There is no other way to have an intelligible cosmos, is there? "Absolute relativity" reduces to absurdity and nihilism, while "Absolute-Absoluteness" renders our own existence entirely beside the point. The real action takes place in the dynamic space between Absolute and Relative. But it's not an empty space; rather, a veiled space.

In fact, Schuon makes the intriguing point that there is no such thing as "unveiled space." Rather, the veil is precisely what brings space into being:

Thus it is that space has no existence except through what it contains; an empty space would no longer be a space, it would be nothingness.

In like fashion, cosmic Relativity is only real by virtue of its prolongation of the Absolute; it (and we) becomes unreal when sundered therefrom.

Shifting gears for the moment, this is the whole idea of the Koon Klassic Ideas Have Consequences. These are some notes to myself that may or may not be direct quotes from the book: "Without imagination the world is simply a brute fact -- there is nothing to spiritualize it." "When matter is placed over spirit, quantity is placed over quality; but quality is not just another quantity."

Forms are the ladder of ascent. Every group regarding itself as emancipated is convinced its predecessors were fearful of reality, looking upon the veils of decency as obstructions it will strip aside. But behind the veils is a reality of such commonplaces that it is merely knowledge of death.

Genesis 3 all over again?
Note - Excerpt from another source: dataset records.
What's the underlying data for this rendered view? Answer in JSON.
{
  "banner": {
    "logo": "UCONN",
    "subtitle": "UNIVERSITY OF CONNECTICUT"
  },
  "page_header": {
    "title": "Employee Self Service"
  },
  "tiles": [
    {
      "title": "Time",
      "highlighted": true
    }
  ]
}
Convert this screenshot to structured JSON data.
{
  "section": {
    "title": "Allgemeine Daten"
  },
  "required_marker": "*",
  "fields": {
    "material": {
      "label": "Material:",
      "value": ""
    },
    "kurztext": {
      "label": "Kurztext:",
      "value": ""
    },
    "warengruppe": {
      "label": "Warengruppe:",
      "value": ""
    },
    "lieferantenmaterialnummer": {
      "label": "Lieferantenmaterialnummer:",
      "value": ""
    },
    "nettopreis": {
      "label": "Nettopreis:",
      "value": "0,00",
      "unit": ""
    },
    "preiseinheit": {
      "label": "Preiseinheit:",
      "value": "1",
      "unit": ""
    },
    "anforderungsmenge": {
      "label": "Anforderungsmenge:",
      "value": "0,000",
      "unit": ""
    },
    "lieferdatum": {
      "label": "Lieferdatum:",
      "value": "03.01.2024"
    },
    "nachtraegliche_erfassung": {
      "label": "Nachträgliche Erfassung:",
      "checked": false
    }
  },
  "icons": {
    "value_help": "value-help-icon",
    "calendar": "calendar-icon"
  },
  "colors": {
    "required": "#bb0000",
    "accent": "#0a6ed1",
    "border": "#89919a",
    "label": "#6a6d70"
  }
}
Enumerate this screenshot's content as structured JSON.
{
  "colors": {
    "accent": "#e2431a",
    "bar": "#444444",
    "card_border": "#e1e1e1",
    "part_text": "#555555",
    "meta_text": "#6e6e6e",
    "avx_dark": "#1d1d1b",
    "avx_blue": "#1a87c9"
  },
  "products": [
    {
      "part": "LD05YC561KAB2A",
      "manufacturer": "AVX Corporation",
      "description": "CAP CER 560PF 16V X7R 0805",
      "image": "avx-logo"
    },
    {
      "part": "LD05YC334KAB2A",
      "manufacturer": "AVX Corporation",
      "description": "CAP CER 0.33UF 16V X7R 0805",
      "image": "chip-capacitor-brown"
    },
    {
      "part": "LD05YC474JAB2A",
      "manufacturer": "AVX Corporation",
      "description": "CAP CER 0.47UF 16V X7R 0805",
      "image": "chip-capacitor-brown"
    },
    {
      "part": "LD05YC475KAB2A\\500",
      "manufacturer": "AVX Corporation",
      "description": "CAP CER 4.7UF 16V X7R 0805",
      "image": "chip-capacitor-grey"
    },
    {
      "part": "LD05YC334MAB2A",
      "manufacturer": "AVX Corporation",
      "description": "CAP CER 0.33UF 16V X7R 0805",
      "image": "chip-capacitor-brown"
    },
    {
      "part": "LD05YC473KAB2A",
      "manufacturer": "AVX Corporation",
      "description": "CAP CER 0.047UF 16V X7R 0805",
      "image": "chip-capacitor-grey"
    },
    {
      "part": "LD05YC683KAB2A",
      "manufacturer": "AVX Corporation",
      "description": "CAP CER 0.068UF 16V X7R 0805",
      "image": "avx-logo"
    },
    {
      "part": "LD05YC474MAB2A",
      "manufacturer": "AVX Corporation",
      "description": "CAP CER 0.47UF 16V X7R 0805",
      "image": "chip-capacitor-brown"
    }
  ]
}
Hmm, let's consult the Aphorist.

Without aesthetic transfiguration all of reality is pedestrian.

The existence of a work of art demonstrates that the world has meaning. Even if it does not say what that meaning is.

From an aesthetic experience one returns as from a sighting of numinous footprints.

Christianity does not deny the splendor of the world but encourages us to seek its origin, to ascend to its pure snow.

Faith is not an irrational assent to a proposition; it is a perception of a special order of realities.

Also, Unbelief is not a sin but a punishment. You could say it represents exile to an infrahuman world of brutish relativism, hypnotic appearances, and unalloyed tenure. Or just say Hell.